Ángel no fue consciente de sí mismo hasta que se descubrió recostado en una cama. Estaba en la habitación de Luz y se maldijo por haberse dejado llevar por el alma de la mujer, que dormía ahora intranquila a su lado. Enseguida comprobó que era tan intangible y etéreo como creía, y pensó que en ese momento el alivio y la rabia lo hubieran podido llenar en igual medida. No tenía ni idea de qué diablos estaba haciendo tumbado en esa habitación, ni de qué había estado haciendo hasta aquel momento. Su pensamiento se distrajo observando el rostro de Luz, con los labios entreabiertos, respirando rápidamente, nerviosa. Se obligó a retirar de ella su atención y trató de recordar lo sucedido. No fue fácil, sus propios recuerdos se mezclaban con los de ella, y se asombró ante la intensidad de la conexión entre ambos.
Recordó cómo la había observado en la universidad mientras ella leía el manuscrito, cómo las imágenes que se habían formado en la mente de Luz al leer sus palabras lo habían transportado a su propio pasado mientras las emociones de ella lo habían llenado, con la misma intensidad que si hubieran sido propias. Había estaba absorto en ella, en su alma, pero había creído que mantenía el control de su propio ser mientras ella se fundía en su interior. Era evidente que no había sido así. Resopló y recordó la corriente eléctrica que había estremecido su espíritu, o tal vez el alma de Luz. No lo sabía, ni había manera de averiguarlo. Ella había acariciado los trazos del sello sagrado dibujados en la primera página del manuscrito y todo se había precipitado, confundiéndolo, mezclándolo con ella, arrojándolo al vacío. Aunque él no recordaba haber tocado el maldito papel. Estaba seguro de no haberlo hecho. Lo último que había querido era perder de nuevo el control de sí mismo, aunque estaba claro que lo había perdido. Tal vez la había estado tocando a ella cuando había acariciado la marca de Gabriel. Pero era imposible. Estaba convencido de no haberla tocado. Recordaba perfectamente el empeño que había puesto en no hacerlo, y, por todos los demonios, que también recordaba el deseo de hacerlo. Se había permitido sentir el alma de Luz, eso era todo, aunque, sin duda, no tendría que haber sido suficiente para que él perdiera el control. Pero había pasado.
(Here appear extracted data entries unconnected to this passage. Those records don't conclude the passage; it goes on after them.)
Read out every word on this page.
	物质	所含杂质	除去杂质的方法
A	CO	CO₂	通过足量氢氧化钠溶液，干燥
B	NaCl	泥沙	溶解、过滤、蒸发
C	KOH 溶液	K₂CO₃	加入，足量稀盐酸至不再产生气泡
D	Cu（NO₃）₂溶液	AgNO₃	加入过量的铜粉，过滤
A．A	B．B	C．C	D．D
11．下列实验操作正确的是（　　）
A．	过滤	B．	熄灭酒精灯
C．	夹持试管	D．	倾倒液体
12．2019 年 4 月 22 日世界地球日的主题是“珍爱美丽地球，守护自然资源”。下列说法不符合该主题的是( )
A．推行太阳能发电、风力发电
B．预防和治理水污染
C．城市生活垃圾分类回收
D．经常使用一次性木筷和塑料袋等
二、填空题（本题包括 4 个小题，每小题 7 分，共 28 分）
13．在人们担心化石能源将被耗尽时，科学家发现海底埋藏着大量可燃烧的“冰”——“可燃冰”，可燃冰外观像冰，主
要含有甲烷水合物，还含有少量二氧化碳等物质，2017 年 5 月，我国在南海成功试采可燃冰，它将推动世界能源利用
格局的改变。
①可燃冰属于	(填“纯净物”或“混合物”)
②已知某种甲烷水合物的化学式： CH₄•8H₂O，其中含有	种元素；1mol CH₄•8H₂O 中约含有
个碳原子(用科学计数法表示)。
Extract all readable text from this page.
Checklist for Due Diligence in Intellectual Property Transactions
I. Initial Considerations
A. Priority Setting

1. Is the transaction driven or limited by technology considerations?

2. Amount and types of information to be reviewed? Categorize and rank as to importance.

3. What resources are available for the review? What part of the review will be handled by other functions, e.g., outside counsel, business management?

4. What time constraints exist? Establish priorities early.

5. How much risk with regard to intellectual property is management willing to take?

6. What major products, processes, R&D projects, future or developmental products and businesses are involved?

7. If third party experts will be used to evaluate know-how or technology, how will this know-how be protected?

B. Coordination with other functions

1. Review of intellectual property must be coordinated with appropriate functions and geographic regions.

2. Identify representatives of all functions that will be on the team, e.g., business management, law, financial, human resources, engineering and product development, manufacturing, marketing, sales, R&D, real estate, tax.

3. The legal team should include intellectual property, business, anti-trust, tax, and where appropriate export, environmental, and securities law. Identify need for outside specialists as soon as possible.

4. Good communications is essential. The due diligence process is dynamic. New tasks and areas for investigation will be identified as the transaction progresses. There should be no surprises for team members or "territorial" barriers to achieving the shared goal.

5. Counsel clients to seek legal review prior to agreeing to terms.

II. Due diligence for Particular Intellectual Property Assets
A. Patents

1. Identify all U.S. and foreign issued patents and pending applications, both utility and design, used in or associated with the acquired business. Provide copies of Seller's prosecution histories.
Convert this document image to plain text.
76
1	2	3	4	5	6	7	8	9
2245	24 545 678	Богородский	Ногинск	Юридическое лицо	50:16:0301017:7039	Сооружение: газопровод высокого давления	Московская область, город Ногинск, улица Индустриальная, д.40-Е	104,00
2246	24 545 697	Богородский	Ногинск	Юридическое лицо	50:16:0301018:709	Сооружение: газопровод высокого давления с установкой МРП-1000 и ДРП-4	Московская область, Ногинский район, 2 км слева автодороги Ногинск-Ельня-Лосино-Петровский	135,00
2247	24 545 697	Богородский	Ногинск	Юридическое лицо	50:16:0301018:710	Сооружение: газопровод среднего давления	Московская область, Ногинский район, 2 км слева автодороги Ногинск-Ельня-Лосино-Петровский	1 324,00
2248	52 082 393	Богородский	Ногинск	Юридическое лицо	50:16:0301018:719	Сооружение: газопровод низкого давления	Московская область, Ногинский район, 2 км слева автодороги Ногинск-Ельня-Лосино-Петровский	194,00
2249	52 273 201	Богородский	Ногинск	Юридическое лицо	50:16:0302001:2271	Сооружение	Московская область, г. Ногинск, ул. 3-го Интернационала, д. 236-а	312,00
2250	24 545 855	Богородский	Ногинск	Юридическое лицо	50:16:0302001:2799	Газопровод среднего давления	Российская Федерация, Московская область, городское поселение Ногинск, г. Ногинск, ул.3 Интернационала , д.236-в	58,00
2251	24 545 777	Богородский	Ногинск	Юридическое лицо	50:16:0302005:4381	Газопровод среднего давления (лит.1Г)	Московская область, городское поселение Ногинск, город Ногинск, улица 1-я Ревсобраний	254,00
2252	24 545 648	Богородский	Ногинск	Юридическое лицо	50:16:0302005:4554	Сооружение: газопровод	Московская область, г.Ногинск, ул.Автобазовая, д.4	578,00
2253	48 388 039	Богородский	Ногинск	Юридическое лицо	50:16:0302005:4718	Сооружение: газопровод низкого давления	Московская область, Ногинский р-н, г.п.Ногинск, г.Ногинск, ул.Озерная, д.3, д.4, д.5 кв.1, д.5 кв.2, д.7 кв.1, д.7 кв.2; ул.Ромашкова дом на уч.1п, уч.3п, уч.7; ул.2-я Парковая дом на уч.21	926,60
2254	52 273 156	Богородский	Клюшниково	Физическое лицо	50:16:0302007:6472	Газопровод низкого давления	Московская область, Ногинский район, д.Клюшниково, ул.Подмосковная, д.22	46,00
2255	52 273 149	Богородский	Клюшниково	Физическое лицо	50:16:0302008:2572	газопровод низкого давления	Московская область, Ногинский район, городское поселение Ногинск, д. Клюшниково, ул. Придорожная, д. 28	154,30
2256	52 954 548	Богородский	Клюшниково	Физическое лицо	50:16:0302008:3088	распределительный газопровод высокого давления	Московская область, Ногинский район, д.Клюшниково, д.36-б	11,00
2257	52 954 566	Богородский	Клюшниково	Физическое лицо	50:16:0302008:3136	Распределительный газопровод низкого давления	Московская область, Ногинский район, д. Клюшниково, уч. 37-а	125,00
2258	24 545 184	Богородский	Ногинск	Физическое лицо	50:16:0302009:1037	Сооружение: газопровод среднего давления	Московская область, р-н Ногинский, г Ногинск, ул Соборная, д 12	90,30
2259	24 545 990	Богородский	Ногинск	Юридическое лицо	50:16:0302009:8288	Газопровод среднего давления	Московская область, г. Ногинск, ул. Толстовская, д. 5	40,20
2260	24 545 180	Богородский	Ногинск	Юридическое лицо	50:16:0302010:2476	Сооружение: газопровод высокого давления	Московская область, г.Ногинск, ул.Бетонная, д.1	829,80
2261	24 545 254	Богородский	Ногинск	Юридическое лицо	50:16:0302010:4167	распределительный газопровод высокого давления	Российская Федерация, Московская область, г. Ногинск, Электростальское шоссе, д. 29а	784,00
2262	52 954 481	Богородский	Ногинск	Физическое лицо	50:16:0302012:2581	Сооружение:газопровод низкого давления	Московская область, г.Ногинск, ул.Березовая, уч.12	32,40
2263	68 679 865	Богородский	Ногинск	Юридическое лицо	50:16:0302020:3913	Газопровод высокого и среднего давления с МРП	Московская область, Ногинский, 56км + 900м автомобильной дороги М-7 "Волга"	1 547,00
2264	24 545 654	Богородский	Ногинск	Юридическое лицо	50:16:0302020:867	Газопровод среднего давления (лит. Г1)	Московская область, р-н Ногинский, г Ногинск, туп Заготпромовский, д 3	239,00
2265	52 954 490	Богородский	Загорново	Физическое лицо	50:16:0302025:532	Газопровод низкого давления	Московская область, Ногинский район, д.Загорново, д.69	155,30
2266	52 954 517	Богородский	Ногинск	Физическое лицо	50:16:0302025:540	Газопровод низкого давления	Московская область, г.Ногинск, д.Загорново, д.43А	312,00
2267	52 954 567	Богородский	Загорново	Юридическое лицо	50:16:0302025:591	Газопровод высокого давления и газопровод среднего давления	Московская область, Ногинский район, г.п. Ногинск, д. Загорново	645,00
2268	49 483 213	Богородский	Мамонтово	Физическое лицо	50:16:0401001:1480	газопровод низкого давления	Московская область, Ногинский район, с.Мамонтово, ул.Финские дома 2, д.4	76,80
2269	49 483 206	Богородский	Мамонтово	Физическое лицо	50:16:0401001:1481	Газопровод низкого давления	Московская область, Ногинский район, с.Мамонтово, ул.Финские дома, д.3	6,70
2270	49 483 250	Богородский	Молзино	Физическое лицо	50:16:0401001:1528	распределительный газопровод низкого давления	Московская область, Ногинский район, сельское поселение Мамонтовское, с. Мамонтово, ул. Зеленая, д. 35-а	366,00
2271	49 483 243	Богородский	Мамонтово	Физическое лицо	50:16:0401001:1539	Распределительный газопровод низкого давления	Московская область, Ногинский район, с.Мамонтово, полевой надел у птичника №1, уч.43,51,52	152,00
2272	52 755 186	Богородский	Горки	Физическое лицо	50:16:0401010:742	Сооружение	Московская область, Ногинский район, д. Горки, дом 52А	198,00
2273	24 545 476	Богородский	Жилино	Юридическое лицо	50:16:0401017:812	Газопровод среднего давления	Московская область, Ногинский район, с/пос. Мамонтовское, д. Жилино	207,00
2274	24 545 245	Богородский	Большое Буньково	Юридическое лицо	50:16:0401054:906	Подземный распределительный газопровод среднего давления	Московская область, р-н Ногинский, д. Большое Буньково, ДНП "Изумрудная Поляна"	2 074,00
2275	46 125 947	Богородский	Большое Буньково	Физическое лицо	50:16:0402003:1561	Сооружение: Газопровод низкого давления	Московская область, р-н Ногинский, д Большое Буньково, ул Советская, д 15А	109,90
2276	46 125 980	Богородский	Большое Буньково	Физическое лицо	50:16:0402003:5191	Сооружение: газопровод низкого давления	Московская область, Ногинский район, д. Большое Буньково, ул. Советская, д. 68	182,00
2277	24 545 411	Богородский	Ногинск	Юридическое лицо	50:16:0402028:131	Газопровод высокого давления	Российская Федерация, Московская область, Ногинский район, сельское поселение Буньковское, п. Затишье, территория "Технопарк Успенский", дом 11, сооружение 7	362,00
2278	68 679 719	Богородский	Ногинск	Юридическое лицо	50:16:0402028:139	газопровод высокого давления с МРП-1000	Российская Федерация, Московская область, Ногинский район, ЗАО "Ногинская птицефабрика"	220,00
Los siguientes recuerdos no eran suyos. O tal vez sí. Era incapaz de saberlo. Luz había regresado al hotel, con Alfonso, que la invitó a cenar. Ella lo había rechazado, recordó, sonriendo arrogante. Había subido a su habitación y se había dejado caer en la cama. Evidentemente, él había hecho lo mismo. Y después no había nada más, ningún recuerdo, ninguna imagen, sólo vacío. Era incapaz de recordar el tiempo que había pasado desde aquel momento, aunque tampoco importaba. De todos modos, se dijo, debía permanecer junto a ella. Luz era la clave para llegar a su manuscrito. Ella podría romper el maldito sello, o encontrar alguna otra forma de que él pudiera obtener al fin lo que quería. Estaba seguro de ello, y no iba a permitirse dejar pasar ninguna otra oportunidad. No podía permitirse más errores. No consentiría una nueva pérdida de control.